As crises institucionais se tornaram constantes em nosso país. Pode-se culpar as grandes empresas de tecnologia. De fato, o segredo do sucesso dos algoritmos se deve muito ao fato de que todo mundo fala mal de todo mundo. O Instagram descobriu que “conflito” engaja, que, numa cultura de identidades diluídas, a gente quer se sentir importante emitindo opiniões. As redes sociais, em seu modelo de negócios, “descobriram” que falar mal de política - da esquerda contra a direita, da direita contra a esquerda - é um dos grandes fetiches do capitalismo.
O abismo, porém, talvez seja mais profundo. As instituições não têm vida própria, senão na existência concreta de seus representantes. Sistemas são corrompidos na medida em que as pessoas o são. Parece-nos que nossa crise de civilidade, o usufruto do “público” como se fosse “privado”, o “jeitinho brasileiro” entendido como interpretação ética da realidade, constituem-se como raízes de nossos males.
É claro que tudo isso adquire proporções ainda mais danosas quando os protagonistas são figuras públicas: juízes, políticos, policiais, líderes religiosos. Aqui se insere uma crítica direta, porém respeitosa (como diz Nietzsche, “os desprezadores são os grandes reverenciadores”). O Judiciário, o Parlamento, a Polícia (e a Igreja!) têm se ressentido da perda de relevância e credibilidade. É fato que estamos todos cansados, e isso nos leva a generalizações. Mas também é fato que o tempo parece estar levando consigo certa qualidade moral no uso que fazemos de nossas instituições.
É sempre atual e de provocação ímpar a frase de Juvenal: Quis custodiet ipsos custodes? (quem guarda os guardiões?). Se as sentenças vão e vêm ao sabor dos ventos, em discernimentos contraditórios a depender do clima, como ter certeza de quando o direito resguarda o bem? Se, em nome da defesa, atravessa-se o limite da lei, cerrando os olhos aos “amigos dos amigos”, surgem dúvidas sobre quem define os alvos. Se religião também é business, surge a suspeita de que o culto se torne mera repetição vazia ou cortesia, e de que ambições pessoais desidratem o amor evangélico dirigido aos aflitos e aos pobres.
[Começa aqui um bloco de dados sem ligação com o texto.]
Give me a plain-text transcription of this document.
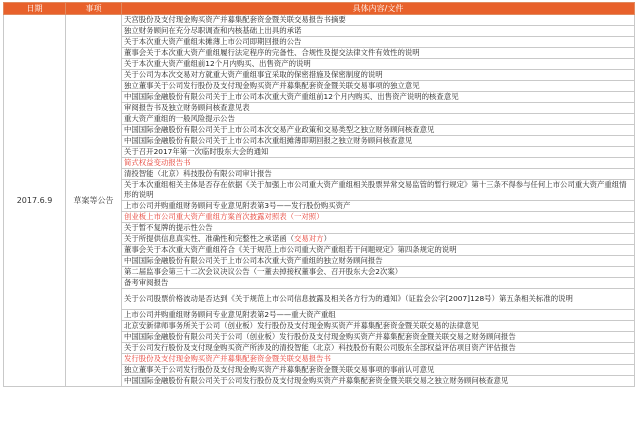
日期	事项	具体内容/文件
2017.6.9	草案等公告	天宫股份及支付现金购买资产并募集配套资金暨关联交易报告书摘要
		独立财务顾问在充分尽职调查和内核基础上出具的承诺
		关于本次重大资产重组未摊薄上市公司即期回报的公告
		董事会关于本次重大资产重组履行法定程序的完备性、合规性及提交法律文件有效性的说明
		关于本次重大资产重组前12个月内购买、出售资产的说明
		关于公司为本次交易对方就重大资产重组事宜采取的保密措施及保密制度的说明
		独立董事关于公司发行股份及支付现金购买资产并募集配套资金暨关联交易事项的独立意见
		中国国际金融股份有限公司关于上市公司本次重大资产重组前12个月内购买、出售资产说明的核查意见
		审阅报告书及独立财务顾问核查意见表
		重大资产重组的一般风险提示公告
		中国国际金融股份有限公司关于上市公司本次交易产业政策和交易类型之独立财务顾问核查意见
		中国国际金融股份有限公司关于上市公司本次重组摊薄即期回报之独立财务顾问核查意见
		关于召开2017年第一次临时股东大会的通知
		简式权益变动报告书
		清投智能（北京）科技股份有限公司审计报告
		关于本次重组相关主体是否存在依据《关于加强上市公司重大资产重组相关股票异常交易监管的暂行规定》第十三条不得参与任何上市公司重大资产重组情形的说明
		上市公司并购重组财务顾问专业意见附表第3号——发行股份购买资产
		创业板上市公司重大资产重组方案首次披露对照表（一对照）
		关于暂不复牌的提示性公告
		关于所提供信息真实性、准确性和完整性之承诺函（交易对方）
		董事会关于本次重大资产重组符合《关于规范上市公司重大资产重组若干问题规定》第四条规定的说明
		中国国际金融股份有限公司关于上市公司本次重大资产重组的独立财务顾问报告
		第二届监事会第三十二次会议决议公告（一董去掉接权董事会、召开股东大会2次案）
		备考审阅报告
		关于公司股票价格波动是否达到《关于规范上市公司信息披露及相关各方行为的通知》（证监会公字[2007]128号）第五条相关标准的说明
		上市公司并购重组财务顾问专业意见附表第2号——重大资产重组
		北京安新律师事务所关于公司（创业板）发行股份及支付现金购买资产并募集配套资金暨关联交易的法律意见
		中国国际金融股份有限公司关于公司（创业板）发行股份及支付现金购买资产并募集配套资金暨关联交易之财务顾问报告
		关于公司发行股份及支付现金购买资产所涉及的清投智能（北京）科技股份有限公司股东全部权益评估项目资产评估报告
		发行股份及支付现金购买资产并募集配套资金暨关联交易报告书
		独立董事关于公司发行股份及支付现金购买资产并募集配套资金暨关联交易事项的事前认可意见
		中国国际金融股份有限公司关于公司发行股份及支付现金购买资产并募集配套资金暨关联交易之独立财务顾问核查意见
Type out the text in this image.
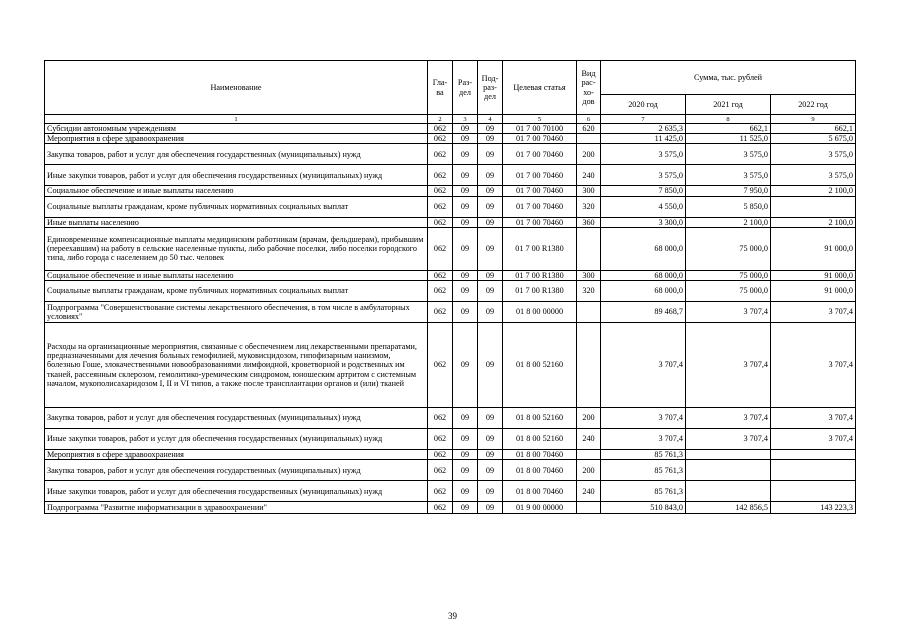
Наименование	Гла-ва	Раз-дел	Под-раз-дел	Целевая статья	Вид рас-хо-дов	Сумма, тыс. рублей		
						2020 год	2021 год	2022 год
1	2	3	4	5	6	7	8	9
Субсидии автономным учреждениям	062	09	09	01 7 00 70100	620	2 635,3	662,1	662,1
Мероприятия в сфере здравоохранения	062	09	09	01 7 00 70460		11 425,0	11 525,0	5 675,0
Закупка товаров, работ и услуг для обеспечения государственных (муниципальных) нужд	062	09	09	01 7 00 70460	200	3 575,0	3 575,0	3 575,0
Иные закупки товаров, работ и услуг для обеспечения государственных (муниципальных) нужд	062	09	09	01 7 00 70460	240	3 575,0	3 575,0	3 575,0
Социальное обеспечение и иные выплаты населению	062	09	09	01 7 00 70460	300	7 850,0	7 950,0	2 100,0
Социальные выплаты гражданам, кроме публичных нормативных социальных выплат	062	09	09	01 7 00 70460	320	4 550,0	5 850,0	
Иные выплаты населению	062	09	09	01 7 00 70460	360	3 300,0	2 100,0	2 100,0
Единовременные компенсационные выплаты медицинским работникам (врачам, фельдшерам), прибывшим (переехавшим) на работу в сельские населенные пункты, либо рабочие поселки, либо поселки городского типа, либо города с населением до 50 тыс. человек	062	09	09	01 7 00 R1380		68 000,0	75 000,0	91 000,0
Социальное обеспечение и иные выплаты населению	062	09	09	01 7 00 R1380	300	68 000,0	75 000,0	91 000,0
Социальные выплаты гражданам, кроме публичных нормативных социальных выплат	062	09	09	01 7 00 R1380	320	68 000,0	75 000,0	91 000,0
Подпрограмма "Совершенствование системы лекарственного обеспечения, в том числе в амбулаторных условиях"	062	09	09	01 8 00 00000		89 468,7	3 707,4	3 707,4
Расходы на организационные мероприятия, связанные с обеспечением лиц лекарственными препаратами, предназначенными для лечения больных гемофилией, муковисцидозом, гипофизарным нанизмом, болезнью Гоше, злокачественными новообразованиями лимфоидной, кроветворной и родственных им тканей, рассеянным склерозом, гемолитико-уремическим синдромом, юношеским артритом с системным началом, мукополисахаридозом I, II и VI типов, а также после трансплантации органов и (или) тканей	062	09	09	01 8 00 52160		3 707,4	3 707,4	3 707,4
Закупка товаров, работ и услуг для обеспечения государственных (муниципальных) нужд	062	09	09	01 8 00 52160	200	3 707,4	3 707,4	3 707,4
Иные закупки товаров, работ и услуг для обеспечения государственных (муниципальных) нужд	062	09	09	01 8 00 52160	240	3 707,4	3 707,4	3 707,4
Мероприятия в сфере здравоохранения	062	09	09	01 8 00 70460		85 761,3		
Закупка товаров, работ и услуг для обеспечения государственных (муниципальных) нужд	062	09	09	01 8 00 70460	200	85 761,3		
Иные закупки товаров, работ и услуг для обеспечения государственных (муниципальных) нужд	062	09	09	01 8 00 70460	240	85 761,3		
Подпрограмма "Развитие информатизации в здравоохранении"	062	09	09	01 9 00 00000		510 843,0	142 856,5	143 223,3
39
A desconfiança com relação às instituições - sobre quem vigia aqueles que guardam - é um dos maiores desafios do nosso tempo. Para além dos fatos, com menos emoção e mais razão, não há possibilidade de democracia sem uma última instância exterior, posterior e suprema (ou as querelas se prolongam ao infinito); não há possibilidade de ordem sem polícia, pois não se combate o crime com flores; não há salvação fora da política e fora de um vivo e sincero sentido de comunhão eclesial.
Somem-se às acusações às empresas que ameaçam a soberania e às críticas às hipocrisias institucionais uma autoavaliação profunda sobre nosso próprio uso ou abuso do que é institucional. Faz bem estar atentos às fantasias e às contradições do poder. Um bom antídoto para a corrupção a que estamos expostos no exercício do poder, é a consciência de que fantasmas em nossa história iludimo-nos de que o poder poderá afastar. Há, certamente, muito de abandono, de solidão, de desamparo em nossos gabinetes. Pessoas feridas, ferem. A honra esconde frustrações...
Ah, e sempre que preciso, sobretudo a quem tem a missão de guardar: nunca é demais, um boa dose de “cara de pau”!